Continuous data protection (CDP) emerged a few years back and was heralded for its ability to restore data to any point in time. However, adoption was slow and many CDP vendors went out of business or were bought up. Today, CDP soldiers on and for some shops, it can be invaluable. Kevin Beaver, independent information security consultant with Principle Logic LLC, discusses CDP and disaster recovery in this Q&A. His answers are available as an MP3 below.
Table of contents:
>> How can CDP benefit disaster recovery?
>> Can CDP make disaster recovery testing easier?
>> What is the difference between real CDP and near CDP?
>> What questions should people ask prospective vendors when considering a CDP product?
The essence of CDP is being able to recover to any specific point in time when there is a problem such as data corruption, accidental deletion or a disaster -- fire, flood, earthquake, terrorist attack, etc. Continuous data protection provides businesses with a great way to recover from unexpected events. It's a technology that can help you with procedures and take the pain out of the process if you have the resources to justify investing in it and maintaining it long-term.
Yes, continuous data protection can make disaster recovery testing easier. I see a lot of companies with pretty well-documented disaster recovery plans, but they've never actually tested their plan. A lot of people find out the hard way that "hope" is not a strategy. With CDP, testing can be carried out relatively quickly. So, it's easy to know if that portion of your disaster recovery plan does or does not work.

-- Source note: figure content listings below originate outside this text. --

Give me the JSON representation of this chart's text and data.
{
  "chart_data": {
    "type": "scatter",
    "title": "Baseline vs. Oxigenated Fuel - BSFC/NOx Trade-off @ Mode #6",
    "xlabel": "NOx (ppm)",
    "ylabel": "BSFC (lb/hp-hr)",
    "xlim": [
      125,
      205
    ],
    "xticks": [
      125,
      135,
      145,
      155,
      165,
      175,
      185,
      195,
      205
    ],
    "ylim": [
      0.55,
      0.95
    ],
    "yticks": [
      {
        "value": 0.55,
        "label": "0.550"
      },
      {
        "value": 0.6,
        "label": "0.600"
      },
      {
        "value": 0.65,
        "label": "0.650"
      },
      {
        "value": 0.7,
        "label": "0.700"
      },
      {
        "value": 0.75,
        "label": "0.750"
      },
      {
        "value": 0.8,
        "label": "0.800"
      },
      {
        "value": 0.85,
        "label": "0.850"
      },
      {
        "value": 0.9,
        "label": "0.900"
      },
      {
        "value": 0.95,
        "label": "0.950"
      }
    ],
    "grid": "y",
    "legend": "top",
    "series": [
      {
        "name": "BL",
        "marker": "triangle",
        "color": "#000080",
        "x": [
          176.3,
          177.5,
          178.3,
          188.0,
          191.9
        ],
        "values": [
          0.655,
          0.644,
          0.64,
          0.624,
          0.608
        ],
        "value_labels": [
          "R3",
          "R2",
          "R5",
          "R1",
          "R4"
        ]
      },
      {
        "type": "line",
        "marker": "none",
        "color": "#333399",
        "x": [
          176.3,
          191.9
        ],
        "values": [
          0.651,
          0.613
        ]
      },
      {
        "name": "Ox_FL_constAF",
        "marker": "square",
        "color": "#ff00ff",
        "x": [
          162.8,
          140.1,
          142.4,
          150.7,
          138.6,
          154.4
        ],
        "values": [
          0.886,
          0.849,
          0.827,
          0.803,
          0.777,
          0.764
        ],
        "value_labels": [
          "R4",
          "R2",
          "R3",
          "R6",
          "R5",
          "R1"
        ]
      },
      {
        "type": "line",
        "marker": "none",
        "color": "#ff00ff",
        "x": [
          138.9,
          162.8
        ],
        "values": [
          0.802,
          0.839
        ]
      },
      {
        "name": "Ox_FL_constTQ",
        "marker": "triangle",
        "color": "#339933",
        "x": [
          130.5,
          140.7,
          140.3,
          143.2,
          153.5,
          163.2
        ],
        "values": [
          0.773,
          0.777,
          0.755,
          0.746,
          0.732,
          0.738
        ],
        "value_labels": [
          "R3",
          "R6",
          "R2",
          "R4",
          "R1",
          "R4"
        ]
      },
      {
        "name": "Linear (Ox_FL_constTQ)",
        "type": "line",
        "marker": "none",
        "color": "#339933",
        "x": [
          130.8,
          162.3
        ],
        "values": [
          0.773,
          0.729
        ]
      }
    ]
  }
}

You are going to have the right CDP technology in place on the right systems. And, you'll want to create a test environment, so there is no impact on production data. But, it's all pretty straightforward. CDP isn't going to get you better test results, but it can streamline the process. That could be a motivating factor in encouraging people to test their disaster recovery plan.
Near CDP creates snapshots or shadow copies of data every so often and allows you to restore everything up to that last snapshot -- usually every hour. Real CDP captures changes in real-time. So if you have little to no tolerance for data loss, then real CDP is the only way to go. But, if you have some flexibility, or you don't have the budget, or if you have less administrative resources to maintain such a system, near CDP is probably going to be good enough.
You need to conduct a business impact analysis to determine where your critical data is, how it's at risk, and how long you can go without it. Then you can come up with a recovery time objective (RTO).
It's going to depend on your specific needs -- your compliance requirements, your recovery time objectives, etc. But there are some things that you are definitely going to want to ask:
- What does your product do that competing products don't? Find out why the product is different.
- How will your product save me time, effort and money?
- Why is your product a good fit for my environment?
- Ask for references in your industry. Call these people up and talk to them.
Don't just ask what's good about the product, ask what's wrong with it. Ask what they would do differently if they could.